Hôtel à insectes de la Coulée Verte René-Dumont / photo : Christophe Noel

Hôtel à insectes de la Coulée Verte René-Dumont / photo : Christophe Noel

Hôtel à insectes 4 étoiles au jardin du Luxembourg – par François Grunberg

Hôtel à insectes 4 étoiles au jardin du Luxembourg – par François Grunberg

 

Si on veut les garder il faut penser à leur hébergement

A moins d’être dans la nature sauvage où ils trouvent bois morts, mousses, pierres, feuilles…pour se faire un abri, les insectes utiles de votre jardin (auxiliaires) auront besoin d’un petit coup de pouce pour passer l’hiver.

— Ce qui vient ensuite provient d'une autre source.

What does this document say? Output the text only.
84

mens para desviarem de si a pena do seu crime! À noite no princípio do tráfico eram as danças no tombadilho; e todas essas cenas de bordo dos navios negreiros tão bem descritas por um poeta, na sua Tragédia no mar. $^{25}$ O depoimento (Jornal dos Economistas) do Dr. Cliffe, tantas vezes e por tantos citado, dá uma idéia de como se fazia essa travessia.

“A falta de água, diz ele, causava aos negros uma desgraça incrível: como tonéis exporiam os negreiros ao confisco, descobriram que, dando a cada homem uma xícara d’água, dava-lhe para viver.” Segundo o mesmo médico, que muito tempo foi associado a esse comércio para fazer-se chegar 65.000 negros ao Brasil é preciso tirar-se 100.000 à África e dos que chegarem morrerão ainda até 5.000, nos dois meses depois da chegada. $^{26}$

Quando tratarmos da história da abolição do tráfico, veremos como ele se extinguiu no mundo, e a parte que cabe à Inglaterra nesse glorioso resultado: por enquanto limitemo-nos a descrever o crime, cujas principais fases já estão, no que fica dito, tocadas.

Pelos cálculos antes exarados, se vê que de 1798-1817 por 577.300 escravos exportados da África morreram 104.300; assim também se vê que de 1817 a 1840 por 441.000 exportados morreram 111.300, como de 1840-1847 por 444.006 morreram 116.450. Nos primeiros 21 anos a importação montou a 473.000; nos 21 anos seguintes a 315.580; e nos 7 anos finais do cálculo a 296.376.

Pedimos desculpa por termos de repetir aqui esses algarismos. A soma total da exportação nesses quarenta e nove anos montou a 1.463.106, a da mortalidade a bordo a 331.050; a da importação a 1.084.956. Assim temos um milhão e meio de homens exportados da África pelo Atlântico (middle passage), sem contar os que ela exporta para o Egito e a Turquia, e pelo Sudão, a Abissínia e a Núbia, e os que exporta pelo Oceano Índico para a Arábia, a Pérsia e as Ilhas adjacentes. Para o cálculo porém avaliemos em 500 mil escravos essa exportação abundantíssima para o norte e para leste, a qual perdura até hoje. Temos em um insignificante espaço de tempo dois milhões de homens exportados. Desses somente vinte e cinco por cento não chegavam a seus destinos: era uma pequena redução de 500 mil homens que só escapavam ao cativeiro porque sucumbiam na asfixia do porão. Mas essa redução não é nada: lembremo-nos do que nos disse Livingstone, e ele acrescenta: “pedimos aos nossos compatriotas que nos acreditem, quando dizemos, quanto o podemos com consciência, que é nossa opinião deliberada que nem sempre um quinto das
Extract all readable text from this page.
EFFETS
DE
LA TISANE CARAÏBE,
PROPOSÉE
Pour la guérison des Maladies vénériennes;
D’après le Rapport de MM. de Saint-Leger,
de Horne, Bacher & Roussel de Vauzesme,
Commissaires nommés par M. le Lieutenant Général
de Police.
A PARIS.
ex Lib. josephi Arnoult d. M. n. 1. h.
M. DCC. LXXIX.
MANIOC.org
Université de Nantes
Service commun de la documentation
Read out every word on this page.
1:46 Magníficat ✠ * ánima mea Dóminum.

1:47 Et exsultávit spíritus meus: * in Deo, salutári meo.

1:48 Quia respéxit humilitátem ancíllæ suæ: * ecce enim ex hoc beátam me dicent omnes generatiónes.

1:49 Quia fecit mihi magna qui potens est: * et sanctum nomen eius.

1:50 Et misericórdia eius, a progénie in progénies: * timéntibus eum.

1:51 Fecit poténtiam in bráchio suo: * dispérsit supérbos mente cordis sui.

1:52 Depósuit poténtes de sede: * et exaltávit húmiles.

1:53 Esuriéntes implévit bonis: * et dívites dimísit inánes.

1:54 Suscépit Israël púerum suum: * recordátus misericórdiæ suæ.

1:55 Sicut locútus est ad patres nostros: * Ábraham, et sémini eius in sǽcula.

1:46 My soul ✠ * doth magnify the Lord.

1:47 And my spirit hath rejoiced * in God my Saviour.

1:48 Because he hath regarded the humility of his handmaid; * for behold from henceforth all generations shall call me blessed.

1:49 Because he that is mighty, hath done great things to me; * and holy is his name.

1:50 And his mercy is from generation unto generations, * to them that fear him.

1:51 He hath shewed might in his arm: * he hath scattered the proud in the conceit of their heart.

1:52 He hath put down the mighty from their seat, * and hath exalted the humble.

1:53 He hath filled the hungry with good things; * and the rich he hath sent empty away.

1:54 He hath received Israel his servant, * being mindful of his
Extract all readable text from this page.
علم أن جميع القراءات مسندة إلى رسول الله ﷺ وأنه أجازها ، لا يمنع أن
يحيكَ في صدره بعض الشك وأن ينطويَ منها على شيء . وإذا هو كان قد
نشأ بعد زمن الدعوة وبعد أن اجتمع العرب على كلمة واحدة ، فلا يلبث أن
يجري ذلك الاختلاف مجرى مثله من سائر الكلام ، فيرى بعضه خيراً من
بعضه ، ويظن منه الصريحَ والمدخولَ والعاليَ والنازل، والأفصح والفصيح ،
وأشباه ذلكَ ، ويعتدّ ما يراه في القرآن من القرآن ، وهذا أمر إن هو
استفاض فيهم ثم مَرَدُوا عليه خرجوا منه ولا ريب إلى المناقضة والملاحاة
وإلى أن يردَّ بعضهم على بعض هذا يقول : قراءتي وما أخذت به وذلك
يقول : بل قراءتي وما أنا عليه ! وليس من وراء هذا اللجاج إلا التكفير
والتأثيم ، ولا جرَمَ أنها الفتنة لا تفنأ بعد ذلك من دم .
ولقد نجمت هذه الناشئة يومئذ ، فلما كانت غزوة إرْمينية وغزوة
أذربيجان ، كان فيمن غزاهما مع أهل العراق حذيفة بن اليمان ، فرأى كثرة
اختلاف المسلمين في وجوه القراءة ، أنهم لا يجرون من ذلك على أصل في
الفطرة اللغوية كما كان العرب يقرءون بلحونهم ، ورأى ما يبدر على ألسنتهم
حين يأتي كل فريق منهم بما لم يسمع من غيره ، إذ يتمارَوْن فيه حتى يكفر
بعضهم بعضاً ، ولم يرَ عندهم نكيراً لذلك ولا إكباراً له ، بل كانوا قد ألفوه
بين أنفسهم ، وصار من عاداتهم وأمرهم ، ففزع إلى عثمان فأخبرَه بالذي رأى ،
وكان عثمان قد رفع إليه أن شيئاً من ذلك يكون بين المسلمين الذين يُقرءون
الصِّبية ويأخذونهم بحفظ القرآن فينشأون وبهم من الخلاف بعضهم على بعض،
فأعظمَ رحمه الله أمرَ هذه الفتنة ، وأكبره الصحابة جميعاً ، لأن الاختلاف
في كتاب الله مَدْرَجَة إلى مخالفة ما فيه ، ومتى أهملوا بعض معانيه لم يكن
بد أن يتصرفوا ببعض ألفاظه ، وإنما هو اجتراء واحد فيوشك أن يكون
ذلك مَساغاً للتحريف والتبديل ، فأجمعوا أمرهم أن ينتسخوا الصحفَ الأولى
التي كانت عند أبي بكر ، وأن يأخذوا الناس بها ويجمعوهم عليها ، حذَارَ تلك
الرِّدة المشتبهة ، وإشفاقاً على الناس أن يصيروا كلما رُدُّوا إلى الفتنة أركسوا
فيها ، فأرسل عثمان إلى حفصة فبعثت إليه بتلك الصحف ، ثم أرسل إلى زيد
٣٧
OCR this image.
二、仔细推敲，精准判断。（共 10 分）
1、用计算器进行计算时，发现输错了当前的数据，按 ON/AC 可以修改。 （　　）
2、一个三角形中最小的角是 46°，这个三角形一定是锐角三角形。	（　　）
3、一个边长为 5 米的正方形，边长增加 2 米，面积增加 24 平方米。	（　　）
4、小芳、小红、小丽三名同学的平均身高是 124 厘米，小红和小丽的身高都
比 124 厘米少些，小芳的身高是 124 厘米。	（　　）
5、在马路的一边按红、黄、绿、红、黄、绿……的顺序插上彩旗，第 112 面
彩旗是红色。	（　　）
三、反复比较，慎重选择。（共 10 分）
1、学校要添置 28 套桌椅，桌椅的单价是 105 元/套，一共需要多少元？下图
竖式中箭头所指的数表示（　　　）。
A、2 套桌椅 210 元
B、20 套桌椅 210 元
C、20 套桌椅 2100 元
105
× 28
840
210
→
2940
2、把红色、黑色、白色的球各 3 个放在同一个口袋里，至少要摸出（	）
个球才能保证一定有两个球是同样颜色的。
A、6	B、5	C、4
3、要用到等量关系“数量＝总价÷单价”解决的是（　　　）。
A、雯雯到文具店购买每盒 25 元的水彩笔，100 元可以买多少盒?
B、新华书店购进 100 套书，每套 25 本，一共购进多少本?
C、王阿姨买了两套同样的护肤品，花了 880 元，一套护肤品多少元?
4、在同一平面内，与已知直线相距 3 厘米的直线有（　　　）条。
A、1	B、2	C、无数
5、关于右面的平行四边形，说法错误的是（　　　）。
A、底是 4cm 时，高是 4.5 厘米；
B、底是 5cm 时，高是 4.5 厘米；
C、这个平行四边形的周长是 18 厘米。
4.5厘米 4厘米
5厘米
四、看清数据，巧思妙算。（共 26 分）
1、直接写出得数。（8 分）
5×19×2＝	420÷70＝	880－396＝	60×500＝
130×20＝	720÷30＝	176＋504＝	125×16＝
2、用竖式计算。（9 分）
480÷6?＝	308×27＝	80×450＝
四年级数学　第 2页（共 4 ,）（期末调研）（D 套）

A vous de leur créer des bons abris pour les attirer, les retenir et leur offrir un gîte leur permettant de se reproduire. Il est parfois utile, surtout si on a un jardin bio, de favoriser la reproduction de certains insectes, prédateurs ou parasites qui vous aideront à contrôler les ennemis de vos cultures. Bien sûr l’objectif est d’attirer seulement les insectes auxiliaires, amis du jardinier parce qu’ils se nourrissent des espèces nuisibles ou assurent la pollinisation.

Un bon abri a insectes doit être à l’abri du vent et de la pluie et légèrement surélevé. Veillez à l’entourer de fleurs sauvages ou cultivées, afin que les insectes aient un accès facile à leur nourriture.

Comment fabriquer un nichoir à insectes?
Les plantes qui attirent les insectes auxiliaires
Des beaux modèles d’hôtels à insectes

Les insectes auxiliaires amis du jardinier

Les coccinelles :  prédatrices de pucerons, elles aiment se réfugier dans les tiges creuses et les bûches percées.

Coccinelle – Flickr – Magraiveur Marc

Coccinelle – Flickr – Magraiveur Marc

 

Les chrysopes mangent aussi les pucerons. Elles se réfugient également dans des bûches percées. Elles aiment aussi le carton ou papier froissé.

Chrysope – Flickr – el chip

Chrysope – Flickr – el chip

 

Les osmies ressemblent beaucoup à des petites abeilles et comme elles ce sont des pollinisatrices. Elles aiment les tiges creuses et bûches percées.

Osmie – Flickr – el chip

Osmie – Flickr – el chip

 

Les carabes ressemblent plutôt a des scarabées. Leur lieu de prédilection c’est les vieilles souches en décomposition..

Carabe – Flickr – Yannick Adonel

Carabe – Flickr – Yannick Adonel

 

Les aphidius sont des enemis redoutables pour les pucerons. Ils se réfugient dans des bûches percées.

Aphidius – Flickr – Nick Dimmock

Aphidius – Flickr – Nick Dimmock

 

Les syrphes sorte de petites guêpes, sont des pollinisatrices et en plus elles se nourrissent de pucerons. Elles aiment se réfugier dans les tiges a moelle.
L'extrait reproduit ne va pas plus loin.